If the products of Conceptualist activities are regarded in terms of style, then they too may by now have a familiar “look,” but if they are accepted as organizational forms capable of processing and producing discourse concerning “the world,” then there is no limit to their potential for addressing the unfamiliar. Contrary to what many critics contend, these products have not been gobbled up by the corporate world, and few of the artists associated with the enterprise have been embarrassed by an abundance of riches. In many cases the costs of Conceptualist production, including the expenditure of time necessary to organize such work, are higher than those for making ten large paintings. I say this from my experience with both modes of production. I want to add, too, that anything that I have said about objects, or painting, has been critical only about the way in which each functions under specific circumstances; I have no negative view about painting as such, and have continued to use its form, in one way or another, whenever the structure of a particular work requires it. The marketing of Conceptual pieces is not a degraded betrayal of the “cause”: its production costs need to be met just like any other.

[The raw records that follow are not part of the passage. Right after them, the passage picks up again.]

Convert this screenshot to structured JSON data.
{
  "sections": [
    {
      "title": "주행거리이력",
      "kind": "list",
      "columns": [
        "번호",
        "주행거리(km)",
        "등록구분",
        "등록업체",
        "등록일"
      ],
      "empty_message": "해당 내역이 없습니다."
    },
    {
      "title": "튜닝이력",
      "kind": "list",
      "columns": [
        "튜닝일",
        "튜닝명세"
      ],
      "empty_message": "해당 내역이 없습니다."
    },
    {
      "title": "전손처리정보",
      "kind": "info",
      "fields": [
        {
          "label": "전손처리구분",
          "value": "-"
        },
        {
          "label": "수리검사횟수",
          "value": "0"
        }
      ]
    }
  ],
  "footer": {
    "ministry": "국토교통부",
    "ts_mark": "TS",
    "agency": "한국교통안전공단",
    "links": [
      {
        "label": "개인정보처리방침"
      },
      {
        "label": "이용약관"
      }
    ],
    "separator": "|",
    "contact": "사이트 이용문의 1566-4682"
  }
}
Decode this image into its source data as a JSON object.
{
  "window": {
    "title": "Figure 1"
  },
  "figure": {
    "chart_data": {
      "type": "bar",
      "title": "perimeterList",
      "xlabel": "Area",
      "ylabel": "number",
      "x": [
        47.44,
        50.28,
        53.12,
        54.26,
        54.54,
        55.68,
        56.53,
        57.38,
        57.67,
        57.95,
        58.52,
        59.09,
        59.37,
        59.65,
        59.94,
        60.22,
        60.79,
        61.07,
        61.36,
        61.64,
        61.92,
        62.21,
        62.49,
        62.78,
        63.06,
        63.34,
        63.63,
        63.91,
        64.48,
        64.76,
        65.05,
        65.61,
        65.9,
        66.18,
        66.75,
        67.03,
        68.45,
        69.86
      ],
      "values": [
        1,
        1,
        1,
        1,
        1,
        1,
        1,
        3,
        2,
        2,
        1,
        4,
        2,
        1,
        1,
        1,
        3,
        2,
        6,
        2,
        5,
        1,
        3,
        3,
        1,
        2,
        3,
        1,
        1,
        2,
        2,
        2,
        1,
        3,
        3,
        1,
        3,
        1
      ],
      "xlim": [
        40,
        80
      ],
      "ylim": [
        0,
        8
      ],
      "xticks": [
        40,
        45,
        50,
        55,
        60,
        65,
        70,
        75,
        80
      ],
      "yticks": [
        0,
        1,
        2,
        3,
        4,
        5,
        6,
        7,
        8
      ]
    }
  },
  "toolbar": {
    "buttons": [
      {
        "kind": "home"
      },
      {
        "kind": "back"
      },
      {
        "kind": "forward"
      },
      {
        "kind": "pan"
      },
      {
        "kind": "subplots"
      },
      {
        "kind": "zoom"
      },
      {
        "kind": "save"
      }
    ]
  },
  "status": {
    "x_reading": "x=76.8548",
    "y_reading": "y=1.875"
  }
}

As I have said, Conceptualism/Dematerialization is incorrectly understood to have assumed an adversary stance against art, thereby leading to the narrow conclusion that any of its manifestations that do not meet politically “correct” expectations have failed in its program to produce new meaning. It’s about time that the Conceptualist stance be regarded for what it really is: dialectical.

Douglas Huebler is an artist who lives in California.



1. Just as I will introduce a general term, the “New Painting,” into this discourse, I intend to use the general term “Conceptual (-ism, -ist) Art” for the sake of simplifying my discussion; I do so with sincere apologies to those many artists who disdain the label.

2. Calvin Tomkins, “The Art World: An End to Chauvinism,” The New Yorker, December 7, 1981, pp. 146-54.

3. Tomkins, “The Art World: An End to Chauvinism.”

4. Achille Bonito Oliva, “The International Trans-Avantgarde,” Flash Art, October-November 1981, p. 38.

5. Catalogue statement, January 5-31, 1969, New York: Seth Siegelaub. Artists included were Robert Barry, Douglas Huebler, Joseph Kosuth, and Lawrence Weiner.